Since Android M (Android 6.0, API level 23), the Android keystore supports symmetric key operations (e.g. encryption, MAC), in addition to asymmetric key operations. However, it does not provide functionality for key-agreement, so in the above example Alice and Bob's new key is exposed outside the keystore during the key agreement protocol.

The aim of this project is to design and build an enhanced version of the Android Keystore that provides key agreement functionality. For example, the keystore can internally generate the secret values for the DH key agreement and then output the respective key agreement messages. Practically, this enhanced keystore can be developed and prototyped using Open-TEE, a virtual TEE for Android. This will involve some development in C for the software running inside the TEE and some Android development (e.g. an Android library to interact with keystore and demonstrate the key agreement functionality). The overall goal is to demonstrate two Android devices performing a key agreement directly between their keystores.

Requirements: Android and C development (familiarity with cryptographic protocols would be beneficial, but is not required)

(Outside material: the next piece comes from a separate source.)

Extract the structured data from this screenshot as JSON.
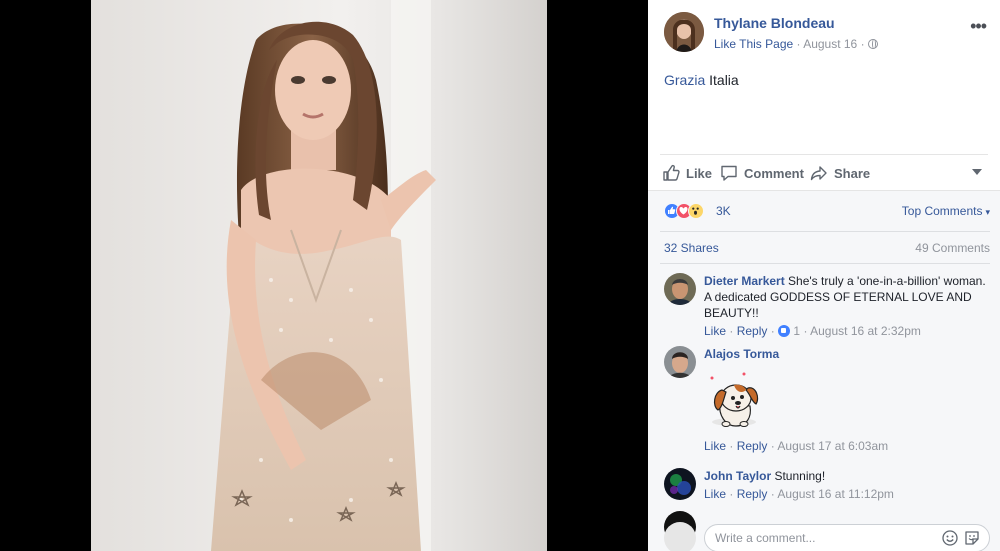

12 - DDoS detection by machine learning

The development of protection methods against DDoS attack based on machine learning attracts many researchers because of its effectiveness and practical significance [1], [2]. Most commonly these detection methods use prelearned models or models based on rules. Because of this the proposed DDoS detection methods often failure in case of dynamically changing network traffic.
This project is devoted to the implementation of self-learning method allowing to adapt a detection model to the changes of network traffic. The method has to minimize the false detection and reduce the possibility to mark legitimate users as malicious and vice versa. You will be provided with the collected data about the network traffic by Cisco Netflow protocol [3]. The data include several scenarios of a temporary increase of the number of legitimate requests to web servers and the number of the web servers under DDoS attack. The scenarios could be separated from one another.
At first, you have to implement the detection model using machine learning. The detection model has to detect DDoS attacks and legitimate traffic at least one scenario with F1 score ≥ 0.9.
In the second, it is expected that you will find a point when the detection model needs to be relearn. Based on this you can implement the relearn process automatically. The mean F1 score for all traffic must be more or equal 0.9. As a tool for machine learning you can use scikit-learn [4] software.

Requirements: Basic understanding of machine learning, Python.

[1] K. Borisenko, A. Rukavitsyn, A. Gurtov, A. Shorov. Detecting the Origin of DDoS Attacks in OpenStack Cloud Platform Using Data Mining Techniques. Internet of Things, Smart Spaces, and Next Generation Networks and Systems, 2016, vol. 9870, pp.303-315.
[2] R. Karimazad, A. Faraahi. An anomaly-based method for DDoS attacks detection using RBF neural networks. [Proc. of the International Conference on Network and Electronics Engineering, Singapore], IACSIT Press, 2011, pp. 44–48.